Skeletal Ni electrode-catalyzed C-O cleavage of diaryl ethers entails direct elimination via benzyne intermediates

Abstract

AbstractDiaryl ethers undergo electrocatalytic hydrogenolysis (ECH) over skeletal Ni cathodes in a mild, aqueous process that achieves direct C-O cleavage without initial benzene ring saturation. Mechanistic studies find that aryl phenyl ethers with a single para or meta functional group (methyl, methoxy, or hydroxy) are selectively cleaved to the substituted benzene and phenol, in contrast to recently reported homogeneous catalytic cleavage processes.
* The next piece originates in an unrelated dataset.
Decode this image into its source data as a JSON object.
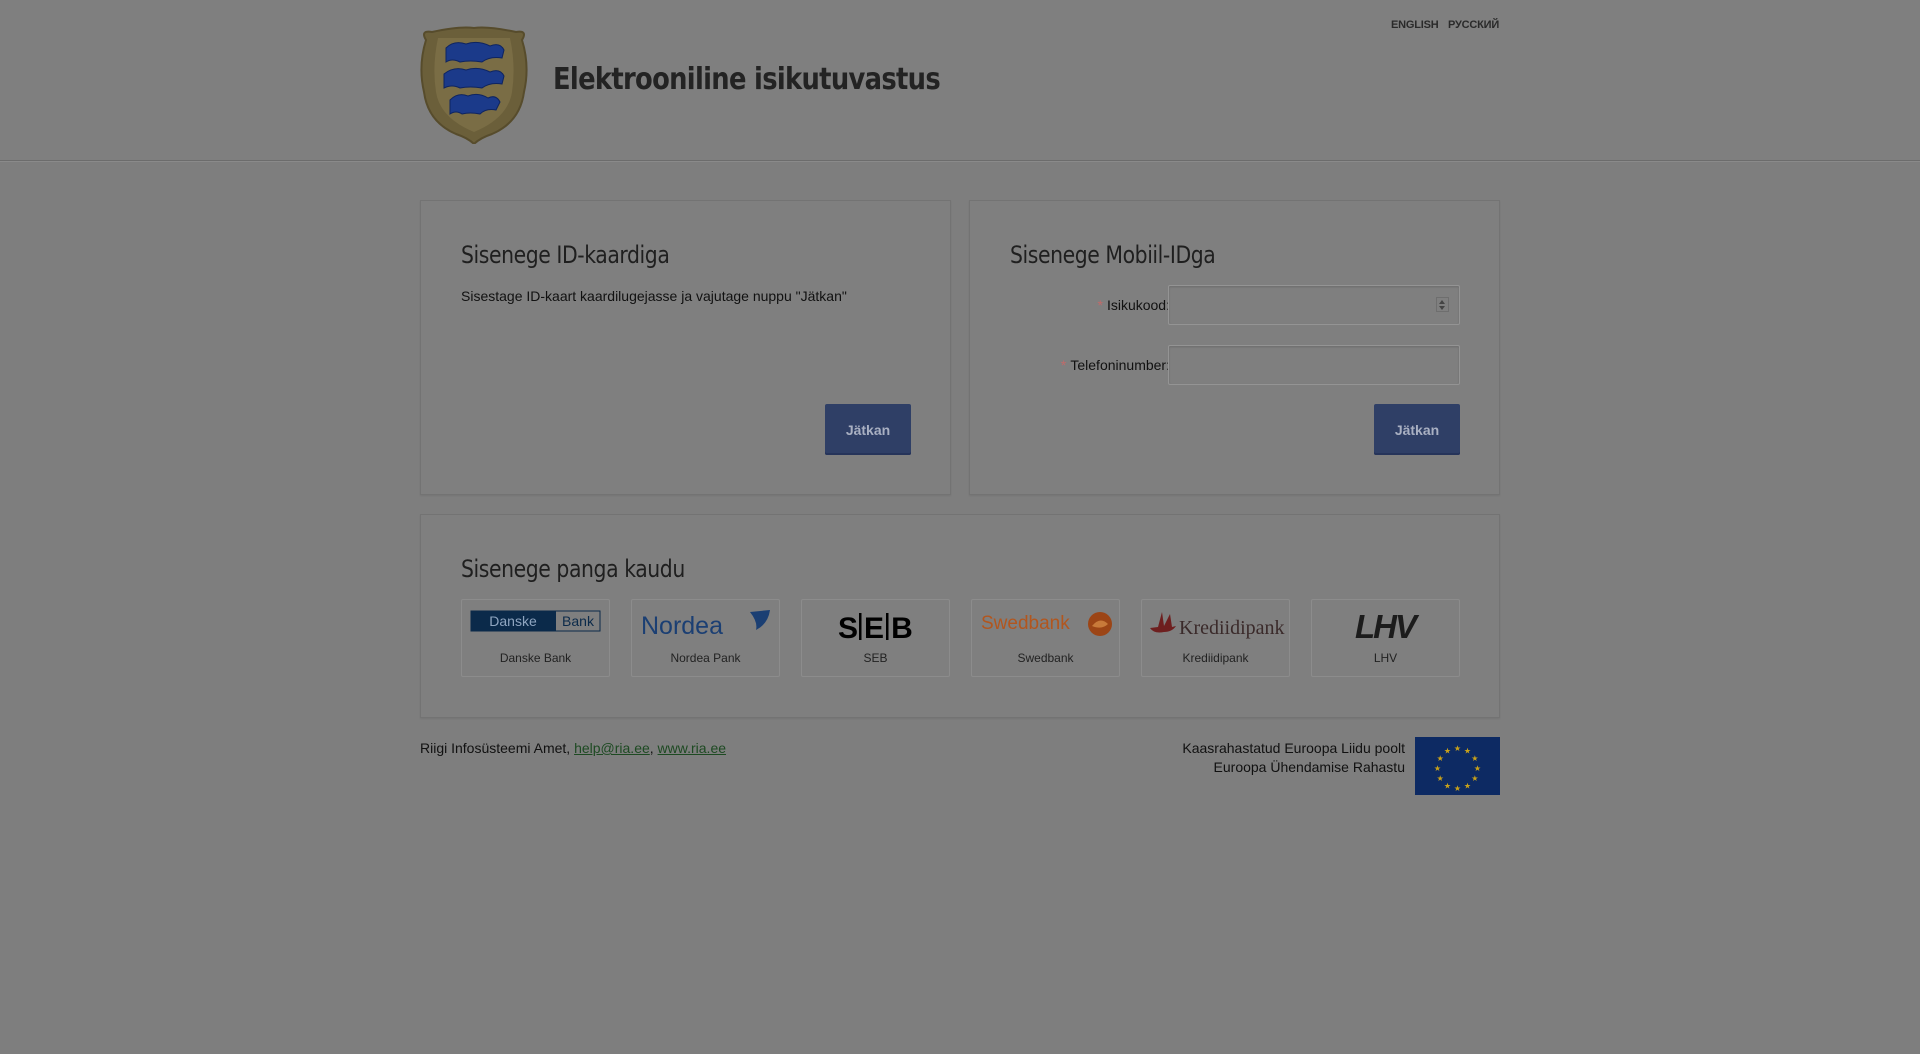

Ortho positioning of substituents reverses this C-O bond selectivity, except for the 2-phenoxyphenol case. Together with isotope labeling and co-solvent studies, these results point to two distinct cleavage mechanisms: (a) dual-ring coordination and C-H activation, leading to vicinal elimination to form phenol and a surface-bound aryne intermediate which is then hydrogenated and released as the arene; and (b) surface binding in keto form by the phenolic ring of the hydroxy-substituted substrates, followed by direct displacement of the departing phenol. Notably, acetone inhibits the well-known reduction of phenol to cyclohexanol, affording control of product ring saturation. A byproduct of this work is the discovery that the ECH treatment completely defluorinates substrates bearing aromatic C-F and C-CF3 groupings.